The Winner: Convenience-Seeking Consumer
"Providing food in a convenient manner has long been an option consumers prefer to have available as take-out, drive-thru, and pizza delivery have demonstrated,” says Cardlytics' Drewes. “However, as witnessed over the past few months with the accelerated adoption of third-party delivery, the need for consumer convenience has only escalated. In fact, Cardlytics has seen delivery grow from +47% the week of March 26, year-over-year to +119% the week of June 11. Now, nearly every major restaurant chain knows they need to provide some form of delivery service.
“The purchase insights we see on our advertising platform in banks’ digital channels, shows us that the average consumer purchases from three to four third-party delivery services, depending on the market. This means that consumers want access to all their nearby restaurant brands but have to use several providers to attain choice and variety.”
Consumers are willing to pay for convenience, adds Clarus Commerce’s Caporaso.
“More and more customers are seeking instant gratification from these applications, and many are willing to pay a recurring fee for immediate loyalty perks. In fact, recent data from Clarus Commerce found that 66% of consumers are motivated to pay for premium programs that offer free delivery, while 60% want extra discounts every time they plan to purchase. That said, Postmates Unlimited and GrubHub+ are the only two programs that currently offer this kind of convenience, making it much easier for loyal users to save money without having to compare competitor rates.

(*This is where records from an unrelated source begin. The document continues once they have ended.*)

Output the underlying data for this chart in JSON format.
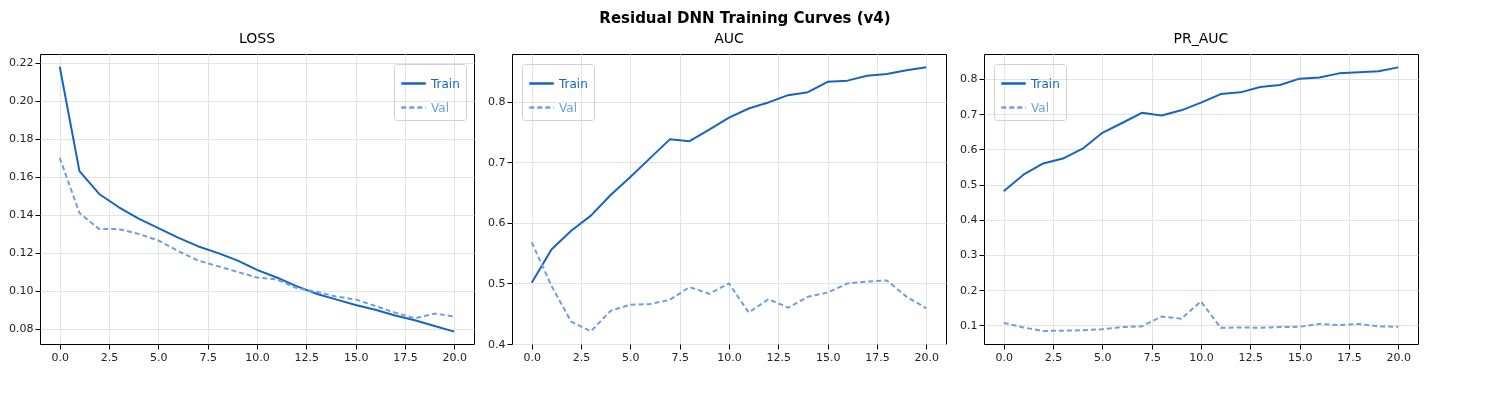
{
  "chart_data": [
    {
      "type": "line",
      "title": "LOSS",
      "annotations": [
        "Residual DNN Training Curves (v4)"
      ],
      "x": [
        0,
        1,
        2,
        3,
        4,
        5,
        6,
        7,
        8,
        9,
        10,
        11,
        12,
        13,
        14,
        15,
        16,
        17,
        18,
        19,
        20
      ],
      "series": [
        {
          "name": "Train",
          "color": "#1565c0",
          "line_style": "solid",
          "values": [
            0.218,
            0.163,
            0.151,
            0.144,
            0.138,
            0.133,
            0.128,
            0.1235,
            0.12,
            0.116,
            0.111,
            0.107,
            0.1025,
            0.0985,
            0.0955,
            0.0925,
            0.09,
            0.087,
            0.0845,
            0.0815,
            0.0785
          ]
        },
        {
          "name": "Val",
          "color": "#6f9fdd",
          "line_style": "dashed",
          "values": [
            0.17,
            0.141,
            0.1325,
            0.1325,
            0.13,
            0.1265,
            0.121,
            0.116,
            0.113,
            0.11,
            0.107,
            0.106,
            0.1015,
            0.0995,
            0.097,
            0.0955,
            0.092,
            0.0885,
            0.0855,
            0.088,
            0.0865
          ]
        }
      ],
      "xlim": [
        -1,
        21
      ],
      "xticks": [
        {
          "value": 0,
          "label": "0.0"
        },
        2.5,
        {
          "value": 5,
          "label": "5.0"
        },
        7.5,
        {
          "value": 10,
          "label": "10.0"
        },
        12.5,
        {
          "value": 15,
          "label": "15.0"
        },
        17.5,
        {
          "value": 20,
          "label": "20.0"
        }
      ],
      "ylim": [
        0.072,
        0.2247
      ],
      "yticks": [
        0.08,
        {
          "value": 0.1,
          "label": "0.10"
        },
        0.12,
        0.14,
        0.16,
        0.18,
        {
          "value": 0.2,
          "label": "0.20"
        },
        0.22
      ],
      "grid": true,
      "legend": "top right"
    },
    {
      "type": "line",
      "title": "AUC",
      "x": [
        0,
        1,
        2,
        3,
        4,
        5,
        6,
        7,
        8,
        9,
        10,
        11,
        12,
        13,
        14,
        15,
        16,
        17,
        18,
        19,
        20
      ],
      "series": [
        {
          "name": "Train",
          "color": "#1565c0",
          "line_style": "solid",
          "values": [
            0.501,
            0.556,
            0.587,
            0.612,
            0.646,
            0.676,
            0.707,
            0.738,
            0.735,
            0.754,
            0.774,
            0.789,
            0.799,
            0.811,
            0.816,
            0.833,
            0.835,
            0.843,
            0.846,
            0.852,
            0.857
          ]
        },
        {
          "name": "Val",
          "color": "#6f9fdd",
          "line_style": "dashed",
          "values": [
            0.568,
            0.496,
            0.437,
            0.421,
            0.455,
            0.465,
            0.466,
            0.473,
            0.494,
            0.483,
            0.5,
            0.452,
            0.474,
            0.46,
            0.478,
            0.485,
            0.5,
            0.503,
            0.505,
            0.478,
            0.459
          ]
        }
      ],
      "xlim": [
        -1,
        21
      ],
      "xticks": [
        {
          "value": 0,
          "label": "0.0"
        },
        2.5,
        {
          "value": 5,
          "label": "5.0"
        },
        7.5,
        {
          "value": 10,
          "label": "10.0"
        },
        12.5,
        {
          "value": 15,
          "label": "15.0"
        },
        17.5,
        {
          "value": 20,
          "label": "20.0"
        }
      ],
      "ylim": [
        0.4,
        0.879
      ],
      "yticks": [
        0.4,
        0.5,
        0.6,
        0.7,
        0.8
      ],
      "grid": true,
      "legend": "top left"
    },
    {
      "type": "line",
      "title": "PR_AUC",
      "x": [
        0,
        1,
        2,
        3,
        4,
        5,
        6,
        7,
        8,
        9,
        10,
        11,
        12,
        13,
        14,
        15,
        16,
        17,
        18,
        19,
        20
      ],
      "series": [
        {
          "name": "Train",
          "color": "#1565c0",
          "line_style": "solid",
          "values": [
            0.481,
            0.528,
            0.56,
            0.574,
            0.602,
            0.647,
            0.675,
            0.704,
            0.696,
            0.711,
            0.733,
            0.757,
            0.762,
            0.777,
            0.783,
            0.801,
            0.804,
            0.816,
            0.819,
            0.822,
            0.833
          ]
        },
        {
          "name": "Val",
          "color": "#6f9fdd",
          "line_style": "dashed",
          "values": [
            0.107,
            0.094,
            0.084,
            0.085,
            0.086,
            0.089,
            0.095,
            0.097,
            0.125,
            0.119,
            0.168,
            0.093,
            0.094,
            0.093,
            0.095,
            0.096,
            0.104,
            0.101,
            0.104,
            0.097,
            0.096
          ]
        }
      ],
      "xlim": [
        -1,
        21
      ],
      "xticks": [
        {
          "value": 0,
          "label": "0.0"
        },
        2.5,
        {
          "value": 5,
          "label": "5.0"
        },
        7.5,
        {
          "value": 10,
          "label": "10.0"
        },
        12.5,
        {
          "value": 15,
          "label": "15.0"
        },
        17.5,
        {
          "value": 20,
          "label": "20.0"
        }
      ],
      "ylim": [
        0.047,
        0.871
      ],
      "yticks": [
        0.1,
        0.2,
        0.3,
        0.4,
        0.5,
        0.6,
        0.7,
        0.8
      ],
      "grid": true,
      "legend": "top left"
    }
  ]
}
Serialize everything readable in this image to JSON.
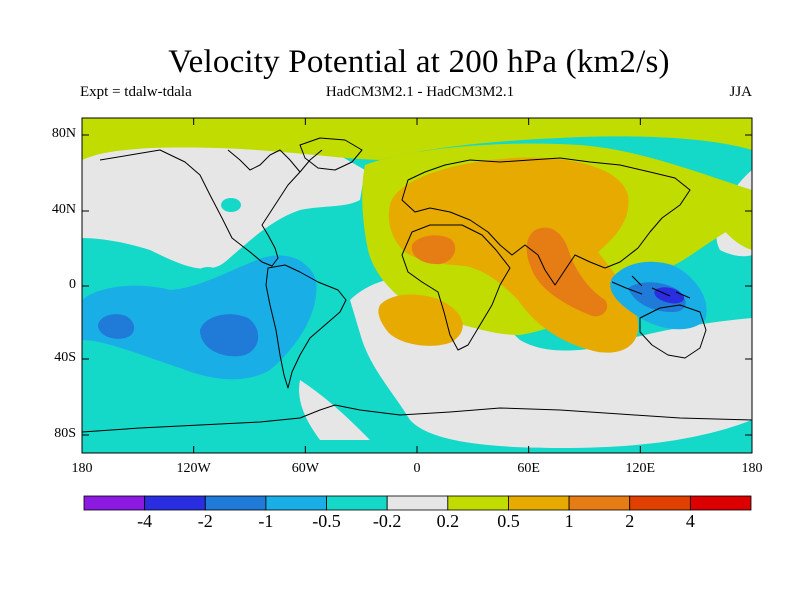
{
  "title": "Velocity Potential at 200 hPa (km2/s)",
  "subtitle_left": "Expt = tdalw-tdala",
  "subtitle_center": "HadCM3M2.1 - HadCM3M2.1",
  "subtitle_right": "JJA",
  "y_ticks": [
    "80N",
    "40N",
    "0",
    "40S",
    "80S"
  ],
  "x_ticks": [
    "180",
    "120W",
    "60W",
    "0",
    "60E",
    "120E",
    "180"
  ],
  "colorbar": {
    "labels": [
      "-4",
      "-2",
      "-1",
      "-0.5",
      "-0.2",
      "0.2",
      "0.5",
      "1",
      "2",
      "4"
    ],
    "colors": [
      "#8c1ae0",
      "#2a2ee0",
      "#1f7ad8",
      "#1aaee6",
      "#14d8c8",
      "#e6e6e6",
      "#c0dc00",
      "#e6aa00",
      "#e67c14",
      "#e04000",
      "#dc0000"
    ]
  },
  "map_colors": {
    "ocean_base": "#14d8c8",
    "neutral": "#e6e6e6",
    "light_positive": "#c0dc00",
    "positive": "#e6aa00",
    "strong_positive": "#e67c14",
    "light_negative": "#1aaee6",
    "negative": "#1f7ad8",
    "strong_negative": "#2a2ee0"
  }
}
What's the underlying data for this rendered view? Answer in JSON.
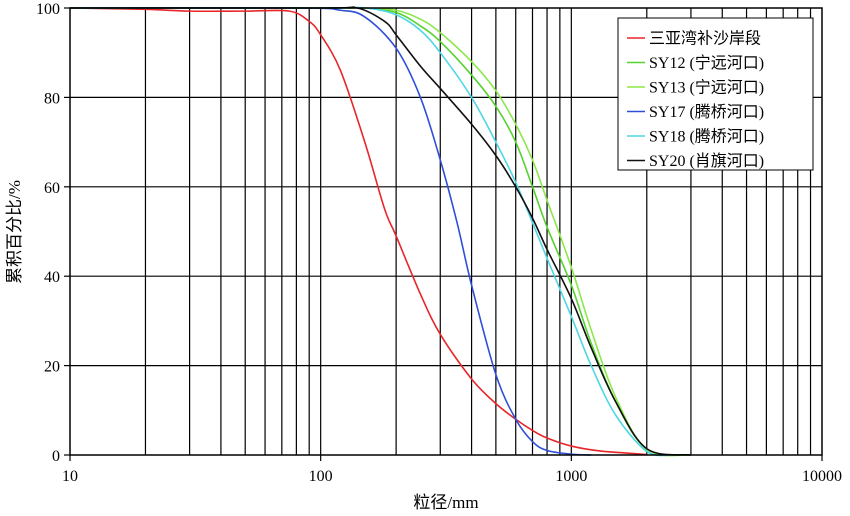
{
  "chart_data": {
    "type": "line",
    "xlabel": "粒径/mm",
    "ylabel": "累积百分比/%",
    "x_scale": "log",
    "xlim": [
      10,
      10000
    ],
    "ylim": [
      0,
      100
    ],
    "x_ticks": [
      "10",
      "100",
      "1000",
      "10000"
    ],
    "y_ticks": [
      "0",
      "20",
      "40",
      "60",
      "80",
      "100"
    ],
    "grid": true,
    "legend_position": "top-right",
    "series": [
      {
        "name": "三亚湾补沙岸段",
        "color": "#e8262a",
        "points": [
          [
            10,
            100
          ],
          [
            20,
            99.7
          ],
          [
            30,
            99.3
          ],
          [
            50,
            99.3
          ],
          [
            75,
            99.3
          ],
          [
            90,
            97
          ],
          [
            100,
            94
          ],
          [
            120,
            86
          ],
          [
            150,
            70
          ],
          [
            180,
            55
          ],
          [
            200,
            49
          ],
          [
            250,
            36
          ],
          [
            300,
            27
          ],
          [
            400,
            17
          ],
          [
            500,
            11.5
          ],
          [
            600,
            8
          ],
          [
            700,
            5.5
          ],
          [
            800,
            3.8
          ],
          [
            1000,
            2
          ],
          [
            1300,
            0.9
          ],
          [
            1800,
            0.3
          ],
          [
            2000,
            0.1
          ]
        ]
      },
      {
        "name": "SY12 (宁远河口)",
        "color": "#55d22e",
        "points": [
          [
            10,
            100
          ],
          [
            100,
            100
          ],
          [
            150,
            100
          ],
          [
            200,
            99
          ],
          [
            250,
            96
          ],
          [
            300,
            92.5
          ],
          [
            400,
            85
          ],
          [
            500,
            78
          ],
          [
            600,
            70
          ],
          [
            700,
            60
          ],
          [
            800,
            51
          ],
          [
            1000,
            38
          ],
          [
            1200,
            25
          ],
          [
            1500,
            12
          ],
          [
            2000,
            1.3
          ],
          [
            3000,
            0
          ]
        ]
      },
      {
        "name": "SY13 (宁远河口)",
        "color": "#8be84a",
        "points": [
          [
            10,
            100
          ],
          [
            100,
            100
          ],
          [
            150,
            100
          ],
          [
            200,
            99.5
          ],
          [
            250,
            97.5
          ],
          [
            300,
            94.5
          ],
          [
            400,
            88
          ],
          [
            500,
            81.5
          ],
          [
            600,
            74
          ],
          [
            700,
            66
          ],
          [
            800,
            57
          ],
          [
            1000,
            42
          ],
          [
            1200,
            28
          ],
          [
            1500,
            13
          ],
          [
            2000,
            1.2
          ],
          [
            3000,
            0
          ]
        ]
      },
      {
        "name": "SY17 (腾桥河口)",
        "color": "#2f4fd8",
        "points": [
          [
            10,
            100
          ],
          [
            80,
            100
          ],
          [
            120,
            99.5
          ],
          [
            150,
            98
          ],
          [
            200,
            91
          ],
          [
            250,
            80
          ],
          [
            300,
            66
          ],
          [
            350,
            52
          ],
          [
            400,
            38
          ],
          [
            500,
            18
          ],
          [
            600,
            8
          ],
          [
            700,
            3
          ],
          [
            800,
            1
          ],
          [
            1000,
            0.2
          ],
          [
            1200,
            0
          ]
        ]
      },
      {
        "name": "SY18 (腾桥河口)",
        "color": "#4fd6e6",
        "points": [
          [
            10,
            100
          ],
          [
            100,
            100
          ],
          [
            150,
            100
          ],
          [
            200,
            98.5
          ],
          [
            250,
            95
          ],
          [
            300,
            90
          ],
          [
            400,
            80
          ],
          [
            500,
            70
          ],
          [
            600,
            61
          ],
          [
            700,
            52
          ],
          [
            800,
            44
          ],
          [
            1000,
            31
          ],
          [
            1200,
            20
          ],
          [
            1500,
            9
          ],
          [
            2000,
            0.8
          ],
          [
            2500,
            0
          ]
        ]
      },
      {
        "name": "SY20 (肖旗河口)",
        "color": "#111111",
        "points": [
          [
            10,
            100
          ],
          [
            100,
            100
          ],
          [
            140,
            100
          ],
          [
            180,
            97
          ],
          [
            200,
            94
          ],
          [
            250,
            87
          ],
          [
            300,
            82
          ],
          [
            400,
            74
          ],
          [
            500,
            67
          ],
          [
            600,
            60
          ],
          [
            700,
            53
          ],
          [
            800,
            46
          ],
          [
            1000,
            35
          ],
          [
            1200,
            24
          ],
          [
            1500,
            12
          ],
          [
            2000,
            1.4
          ],
          [
            3000,
            0
          ]
        ]
      }
    ]
  }
}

Depending on how UberEats and Postmates plan to be combined in the near future, It would be a smart choice for Uber to include this current premium model into its existing food delivery offerings, especially if it wants to capture a bigger piece of the delivery market,” he explains.
The Future Includes Off Premises
“During a time when restaurants are limited to delivery and takeout, limited capacity and/or outdoor dining only, some relationships with third-party delivery apps are still increasingly tense as profit margins are already deeply impacted by the current pandemic," says Tasso Roumeliotis, CEO of Numa, an AI-powered answering service. "Third-party platform acquisitions like the recent Uber and Postmates announcement is significant for the food delivery industry, but it still does not solve some of the biggest challenges facing restaurant operators today including: layoffs and furloughs of staff; curbside service as a staple of the industry; and third-party delivery companies and restaurants focusing on contactless services.”
With restaurant dining rooms closed or closing again, restaurants are leaning into off premises, including curbside, in-store pickup and delivery. “Many restaurants have realized over the past four months that delivery, takeout and curbside needs to be a major piece of their strategy despite the fact many fought the idea previously for multiple reasons… I truly believe the consumer habits have been permanently changed in a very short amount of time. Those operators that are adaptable and willing to bend a little will be the difference between those that survive this tough economy and those that don’t,” says Kimpel.